I want to make sure – Bonnie came in – was it a stroke?

LOUIS GUZZI: No, Bonnie came in with altered mental status as we talked about hypertensive and shockey. We didn’t know why. That’s our job is to sort all that out. But we have to treat all the organs and try to save them as we sort through that process.

Is there anything I didn’t ask you doctor?

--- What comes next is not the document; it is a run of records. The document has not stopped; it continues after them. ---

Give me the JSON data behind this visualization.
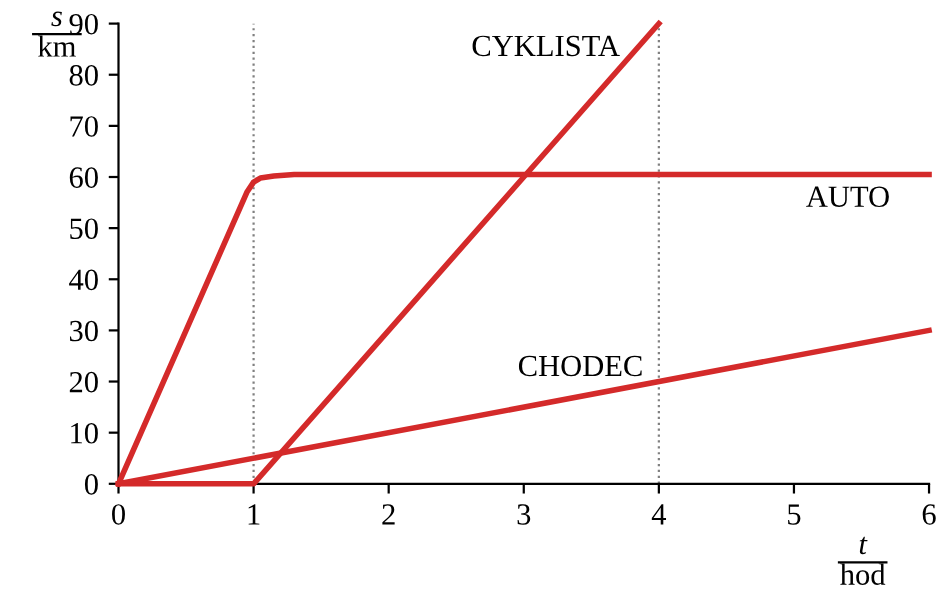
{
  "chart_data": {
    "type": "line",
    "xlabel": "t\nhod",
    "ylabel": "s\nkm",
    "xlim": [
      0,
      6
    ],
    "ylim": [
      0,
      90
    ],
    "xticks": [
      0,
      1,
      2,
      3,
      4,
      5,
      6
    ],
    "yticks": [
      0,
      10,
      20,
      30,
      40,
      50,
      60,
      70,
      80,
      90
    ],
    "grid": false,
    "legend": false,
    "marker": "none",
    "line_style": "solid",
    "series": [
      {
        "name": "AUTO",
        "color": "#d42a2a",
        "x": [
          0,
          0.95,
          1.0,
          1.05,
          1.15,
          1.3,
          6
        ],
        "values": [
          0,
          57,
          59,
          59.8,
          60.2,
          60.5,
          60.5
        ]
      },
      {
        "name": "CYKLISTA",
        "color": "#d42a2a",
        "x": [
          0,
          1,
          4
        ],
        "values": [
          0,
          0,
          90
        ]
      },
      {
        "name": "CHODEC",
        "color": "#d42a2a",
        "x": [
          0,
          6
        ],
        "values": [
          0,
          30
        ]
      }
    ],
    "ref_lines": [
      {
        "axis": "x",
        "value": 1,
        "color": "#808080",
        "line_style": "dotted"
      },
      {
        "axis": "x",
        "value": 4,
        "color": "#808080",
        "line_style": "dotted"
      }
    ]
  }
}
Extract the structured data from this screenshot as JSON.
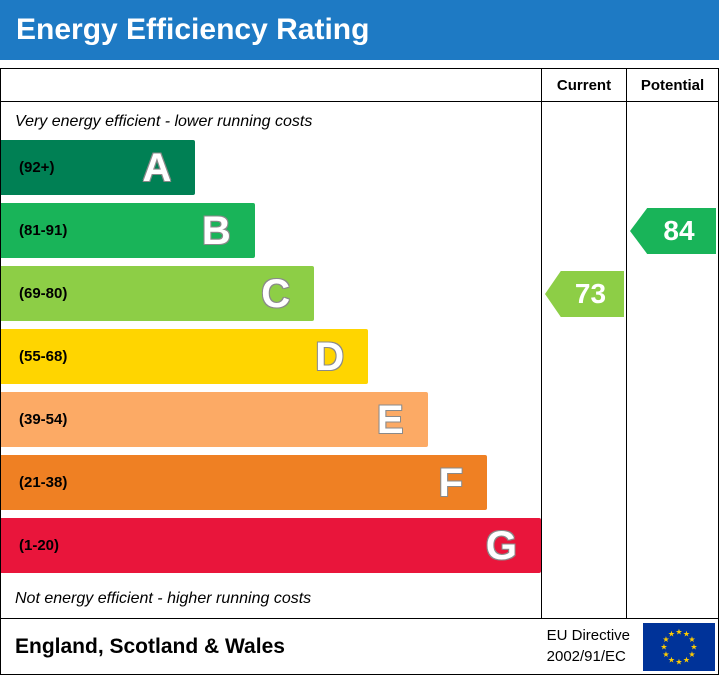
{
  "title": "Energy Efficiency Rating",
  "colors": {
    "title_bar": "#1e7ac4"
  },
  "header": {
    "current_label": "Current",
    "potential_label": "Potential"
  },
  "notes": {
    "top": "Very energy efficient - lower running costs",
    "bottom": "Not energy efficient - higher running costs"
  },
  "chart_data": {
    "type": "bar",
    "title": "Energy Efficiency Rating",
    "bands": [
      {
        "letter": "A",
        "range": "(92+)",
        "color": "#008054",
        "width_pct": 36
      },
      {
        "letter": "B",
        "range": "(81-91)",
        "color": "#19b459",
        "width_pct": 47
      },
      {
        "letter": "C",
        "range": "(69-80)",
        "color": "#8dce46",
        "width_pct": 58
      },
      {
        "letter": "D",
        "range": "(55-68)",
        "color": "#ffd500",
        "width_pct": 68
      },
      {
        "letter": "E",
        "range": "(39-54)",
        "color": "#fcaa65",
        "width_pct": 79
      },
      {
        "letter": "F",
        "range": "(21-38)",
        "color": "#ef8023",
        "width_pct": 90
      },
      {
        "letter": "G",
        "range": "(1-20)",
        "color": "#e9153b",
        "width_pct": 100
      }
    ],
    "current": {
      "value": 73,
      "band": "C",
      "color": "#8dce46"
    },
    "potential": {
      "value": 84,
      "band": "B",
      "color": "#19b459"
    }
  },
  "footer": {
    "region": "England, Scotland & Wales",
    "directive_line1": "EU Directive",
    "directive_line2": "2002/91/EC"
  }
}
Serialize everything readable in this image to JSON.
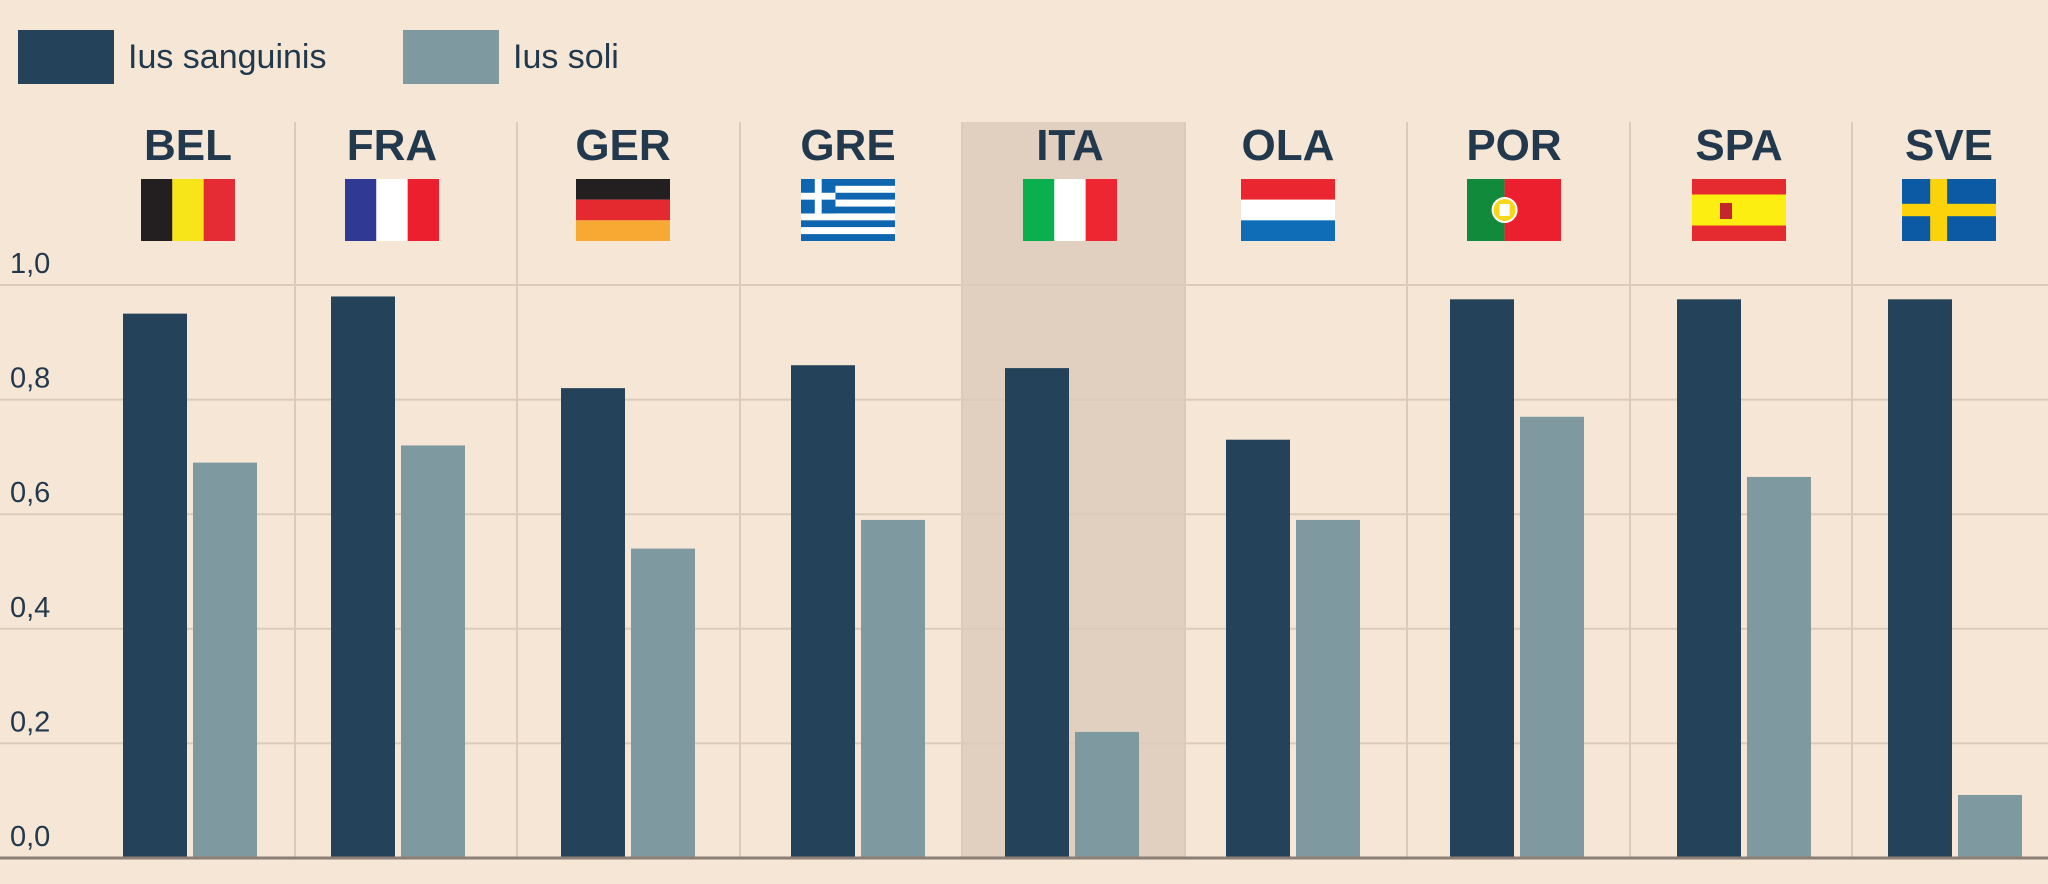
{
  "chart_data": {
    "type": "bar",
    "categories": [
      "BEL",
      "FRA",
      "GER",
      "GRE",
      "ITA",
      "OLA",
      "POR",
      "SPA",
      "SVE"
    ],
    "series": [
      {
        "name": "Ius sanguinis",
        "values": [
          0.95,
          0.98,
          0.82,
          0.86,
          0.855,
          0.73,
          0.975,
          0.975,
          0.975
        ]
      },
      {
        "name": "Ius soli",
        "values": [
          0.69,
          0.72,
          0.54,
          0.59,
          0.22,
          0.59,
          0.77,
          0.665,
          0.11
        ]
      }
    ],
    "highlighted_category": "ITA",
    "y_ticks": [
      "1,0",
      "0,8",
      "0,6",
      "0,4",
      "0,2",
      "0,0"
    ],
    "ylim": [
      0,
      1.0
    ],
    "grid": true,
    "legend_position": "top-left",
    "title": "",
    "xlabel": "",
    "ylabel": ""
  },
  "colors": {
    "ius_sanguinis": "#24425a",
    "ius_soli": "#7f99a1",
    "background": "#f5e6d6",
    "highlight": "#e1cfbf",
    "grid": "#dccbb9",
    "axis": "#8c7f75",
    "text": "#22394d"
  },
  "flags": {
    "BEL": "belgium-flag-icon",
    "FRA": "france-flag-icon",
    "GER": "germany-flag-icon",
    "GRE": "greece-flag-icon",
    "ITA": "italy-flag-icon",
    "OLA": "netherlands-flag-icon",
    "POR": "portugal-flag-icon",
    "SPA": "spain-flag-icon",
    "SVE": "sweden-flag-icon"
  }
}
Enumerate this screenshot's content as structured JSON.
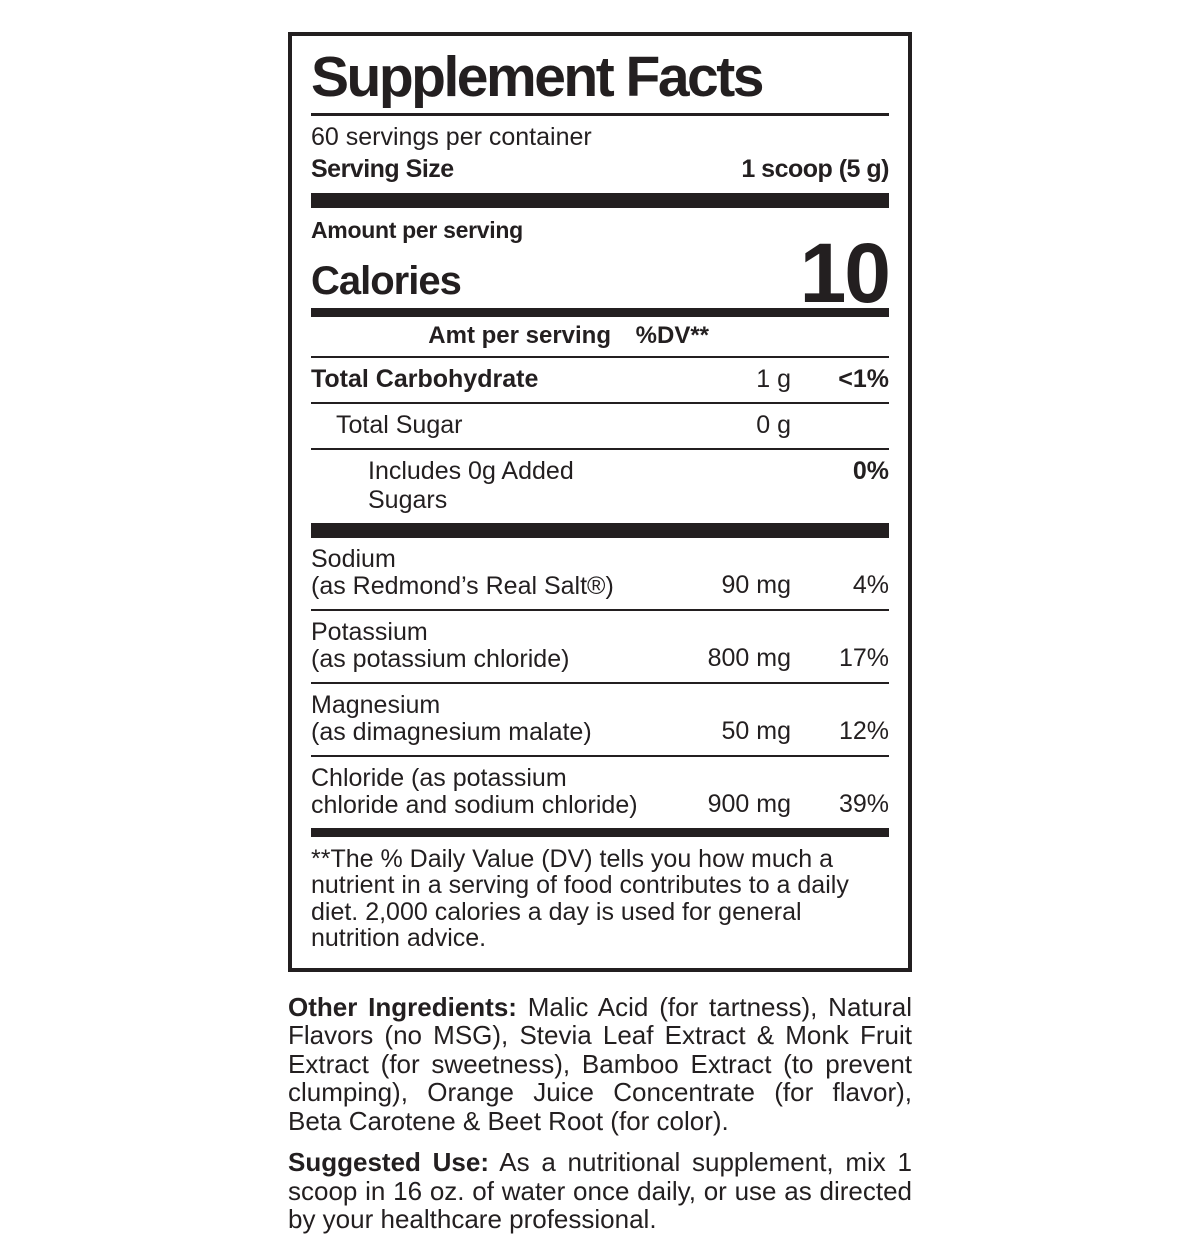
{
  "colors": {
    "ink": "#231f20",
    "background": "#ffffff"
  },
  "panel": {
    "title": "Supplement Facts",
    "servings_per_container": "60 servings per container",
    "serving_size": {
      "label": "Serving Size",
      "value": "1 scoop (5 g)"
    },
    "amount_per_serving_label": "Amount per serving",
    "calories": {
      "label": "Calories",
      "value": "10"
    },
    "columns": {
      "amt": "Amt per serving",
      "dv": "%DV**"
    },
    "rows": [
      {
        "name": "Total Carbohydrate",
        "amt": "1 g",
        "dv": "<1%"
      },
      {
        "name": "Total Sugar",
        "amt": "0 g",
        "dv": ""
      },
      {
        "name": "Includes 0g Added Sugars",
        "amt": "",
        "dv": "0%"
      }
    ],
    "minerals": [
      {
        "name_line1": "Sodium",
        "name_line2": "(as Redmond’s Real Salt®)",
        "amt": "90 mg",
        "dv": "4%"
      },
      {
        "name_line1": "Potassium",
        "name_line2": "(as potassium chloride)",
        "amt": "800 mg",
        "dv": "17%"
      },
      {
        "name_line1": "Magnesium",
        "name_line2": "(as dimagnesium malate)",
        "amt": "50 mg",
        "dv": "12%"
      },
      {
        "name_line1": "Chloride (as potassium",
        "name_line2": "chloride and sodium chloride)",
        "amt": "900 mg",
        "dv": "39%"
      }
    ],
    "footnote": "**The % Daily Value (DV) tells you how much a nutrient in a serving of food contributes to a daily diet. 2,000 calories a day is used for general nutrition advice."
  },
  "sections": {
    "other_ingredients": {
      "label": "Other Ingredients:",
      "text": "Malic Acid (for tartness), Natural Flavors (no MSG), Stevia Leaf Extract & Monk Fruit Extract (for sweetness), Bamboo Extract (to prevent clumping), Orange Juice Concentrate (for flavor), Beta Carotene & Beet Root (for color)."
    },
    "suggested_use": {
      "label": "Suggested Use:",
      "text": "As a nutritional supplement, mix 1 scoop in 16 oz. of water once daily, or use as directed by your healthcare professional."
    }
  }
}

LOUIS GUZZI: You didn’t really ask me where Waterman came from. We didn’t get there. We sidetracked So how did Waterman come about? Because when people ask me where I was or where I work at I always say Waterman, so it suddenly became the Waterman protocol for whatever reason. I just kind of said OK whatever. It kind of stuck with it.

I have one technical question. Flow track – you used here at the hospital for about nine years?

LOUIS GUZZI: We’ve used it since we started. I came here and took over the program nine years ago. Nephrocheck three years.

And it’s the combination of the two.

LOUIS GUZZI: I think the combination of two makes the big difference.